Where's Payne? Payne's in the Gallery
The following is an excerpt of an allegory from the eulogy delivered by Jim Henry, Sr. Pastor, First Baptist Church, Orlando, at Payne Stewart's Memorial Service.
As they approached the gate, Payne noticed that it was a narrow gate, yet over the entrance it said, "Whosoever will, may come." Sure enough, there was a Gatekeeper there. He looked at Payne and said, "Payne, I've been looking for you."
"How long?" Payne asked.
The Gatekeeper responded, "From all eternity."
"You sound like God. Are you God?" Payne asked.
To this the Gatekeeper proclaimed, "I am! My Father and I are one. We designed this place for all who accept our invitation."
"Here I am. I'm ready to play! What's the fee?"
"Payne, it's been paid it for you."
"Who paid it?"
"What did it cost you?"
"What do you mean, sir?"
"I mean, Payne, it cost me my life.

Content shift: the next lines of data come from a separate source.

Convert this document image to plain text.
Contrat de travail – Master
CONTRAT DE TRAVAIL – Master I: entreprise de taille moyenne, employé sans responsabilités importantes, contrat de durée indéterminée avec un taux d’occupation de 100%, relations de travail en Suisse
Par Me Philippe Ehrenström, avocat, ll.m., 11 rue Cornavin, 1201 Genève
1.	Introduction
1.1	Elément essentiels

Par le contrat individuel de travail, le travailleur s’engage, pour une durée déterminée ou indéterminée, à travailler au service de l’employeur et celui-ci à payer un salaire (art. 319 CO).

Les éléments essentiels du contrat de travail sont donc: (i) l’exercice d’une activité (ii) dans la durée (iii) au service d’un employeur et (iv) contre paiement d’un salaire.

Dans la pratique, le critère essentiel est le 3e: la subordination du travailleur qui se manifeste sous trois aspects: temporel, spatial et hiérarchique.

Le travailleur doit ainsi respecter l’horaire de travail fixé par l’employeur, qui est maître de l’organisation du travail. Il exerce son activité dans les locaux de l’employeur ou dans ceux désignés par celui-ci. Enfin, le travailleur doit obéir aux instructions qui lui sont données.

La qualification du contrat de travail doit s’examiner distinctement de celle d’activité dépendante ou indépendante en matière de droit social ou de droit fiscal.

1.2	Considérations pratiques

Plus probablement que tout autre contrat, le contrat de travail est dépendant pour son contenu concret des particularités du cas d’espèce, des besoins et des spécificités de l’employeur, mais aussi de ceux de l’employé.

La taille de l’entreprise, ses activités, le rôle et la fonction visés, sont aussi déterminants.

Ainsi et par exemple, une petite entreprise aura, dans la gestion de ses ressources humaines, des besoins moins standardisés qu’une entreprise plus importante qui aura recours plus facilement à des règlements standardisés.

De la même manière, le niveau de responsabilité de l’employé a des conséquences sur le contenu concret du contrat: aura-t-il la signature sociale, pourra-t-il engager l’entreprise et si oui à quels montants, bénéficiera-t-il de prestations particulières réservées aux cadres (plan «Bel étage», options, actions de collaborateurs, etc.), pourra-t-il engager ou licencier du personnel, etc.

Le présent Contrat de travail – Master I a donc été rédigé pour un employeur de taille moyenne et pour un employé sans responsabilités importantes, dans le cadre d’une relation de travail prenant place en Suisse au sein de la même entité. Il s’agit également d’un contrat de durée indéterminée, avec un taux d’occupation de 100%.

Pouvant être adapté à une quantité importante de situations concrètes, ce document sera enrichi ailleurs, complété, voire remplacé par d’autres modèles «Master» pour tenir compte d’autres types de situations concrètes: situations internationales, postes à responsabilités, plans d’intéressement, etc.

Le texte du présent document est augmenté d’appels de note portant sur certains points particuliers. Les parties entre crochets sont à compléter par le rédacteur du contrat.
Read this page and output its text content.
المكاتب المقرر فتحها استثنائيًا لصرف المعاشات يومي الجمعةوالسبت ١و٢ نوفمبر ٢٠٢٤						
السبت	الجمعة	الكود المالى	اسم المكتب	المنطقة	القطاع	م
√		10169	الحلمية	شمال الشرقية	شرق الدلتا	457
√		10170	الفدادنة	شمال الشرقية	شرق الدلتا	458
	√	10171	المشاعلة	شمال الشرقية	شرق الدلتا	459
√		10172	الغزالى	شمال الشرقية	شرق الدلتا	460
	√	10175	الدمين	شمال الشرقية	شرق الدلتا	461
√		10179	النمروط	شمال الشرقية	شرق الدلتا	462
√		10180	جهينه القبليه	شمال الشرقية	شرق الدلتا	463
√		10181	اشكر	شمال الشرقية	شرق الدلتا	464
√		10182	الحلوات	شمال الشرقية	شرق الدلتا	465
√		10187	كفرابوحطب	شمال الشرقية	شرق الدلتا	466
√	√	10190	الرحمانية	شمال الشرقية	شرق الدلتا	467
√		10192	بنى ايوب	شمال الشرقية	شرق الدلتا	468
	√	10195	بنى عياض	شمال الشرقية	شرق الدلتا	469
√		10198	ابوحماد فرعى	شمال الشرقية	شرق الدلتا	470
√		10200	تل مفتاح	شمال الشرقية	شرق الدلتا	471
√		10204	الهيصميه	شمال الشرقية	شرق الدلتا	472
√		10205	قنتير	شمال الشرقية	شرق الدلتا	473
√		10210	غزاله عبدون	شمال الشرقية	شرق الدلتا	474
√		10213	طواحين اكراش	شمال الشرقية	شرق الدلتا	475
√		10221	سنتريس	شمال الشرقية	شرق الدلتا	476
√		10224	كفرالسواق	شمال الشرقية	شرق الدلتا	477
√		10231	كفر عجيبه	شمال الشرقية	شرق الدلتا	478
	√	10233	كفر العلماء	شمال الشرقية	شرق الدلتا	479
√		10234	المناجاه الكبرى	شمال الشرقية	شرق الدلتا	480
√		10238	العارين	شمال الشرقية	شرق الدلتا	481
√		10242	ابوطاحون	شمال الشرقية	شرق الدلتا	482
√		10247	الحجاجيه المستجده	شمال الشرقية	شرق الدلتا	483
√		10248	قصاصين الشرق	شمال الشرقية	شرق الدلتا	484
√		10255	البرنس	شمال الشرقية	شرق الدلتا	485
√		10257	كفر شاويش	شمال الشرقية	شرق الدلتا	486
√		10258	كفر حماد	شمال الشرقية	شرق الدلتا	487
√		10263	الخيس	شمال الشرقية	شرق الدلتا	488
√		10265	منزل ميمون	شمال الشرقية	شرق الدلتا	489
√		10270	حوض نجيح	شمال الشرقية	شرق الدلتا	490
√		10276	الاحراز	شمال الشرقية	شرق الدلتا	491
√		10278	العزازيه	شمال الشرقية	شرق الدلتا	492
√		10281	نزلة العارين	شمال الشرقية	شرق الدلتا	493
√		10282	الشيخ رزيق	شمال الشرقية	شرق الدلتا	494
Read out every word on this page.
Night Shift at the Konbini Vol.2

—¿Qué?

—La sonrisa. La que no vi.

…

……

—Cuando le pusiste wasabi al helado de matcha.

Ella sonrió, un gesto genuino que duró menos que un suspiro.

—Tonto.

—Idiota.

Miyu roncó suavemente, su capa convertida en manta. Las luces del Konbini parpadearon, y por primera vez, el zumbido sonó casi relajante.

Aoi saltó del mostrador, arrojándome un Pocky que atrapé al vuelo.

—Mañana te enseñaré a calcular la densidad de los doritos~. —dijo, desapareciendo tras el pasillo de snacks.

I died for you." With that he held out his hands, and Payne saw the scars of nails where they had been driven into a cross.
Bewildered, Payne asked, "Sir, why did you do that?"
Then the Gatekeeper explained, "Payne, because this is a perfect place, only perfect people can get here. And, Payne, we both know that you are not perfect. You have some moral hooks, slices, and missed putts that we don't need to discuss now. You have an inborn flaw in the swing of your soul, and there's only one way to correct it. I want to be your Life Coach - for the rest of your life. Will you let me?"
"Yes, sir, I will. But what must I do?"
"Only one thing. You've got to trust me. You've got to put faith in me. You trusted your earthly coach to correct your golf flaws. You must trust me to correct your spiritual flaws. I'm the One who can make you perfect by forgiving you. Payne, I love you. Do you invite me into your life?"
Payne thought about it briefly. He, with his trademark knickers, knelt, removed his Tam O'Shanter cap, and said, "Sir, I want to invite you into my life. Will you forgive me of my sins? Please take control of my life. Thank you for dying for me. I want to do what the Master would have me do for the rest of my life."
In an instant Payne stood up and found himself in the warm embrace of the Gatekeeper. After a few moments he caught his breath. It seemed like a heavy load had been lifted from his soul - like the release that is felt after dropping a pressure putt on the 18th to win the Open - except this had a much more enduring effect. Payne gathered his wits and heard the Gatekeeper say, "Come in, Payne."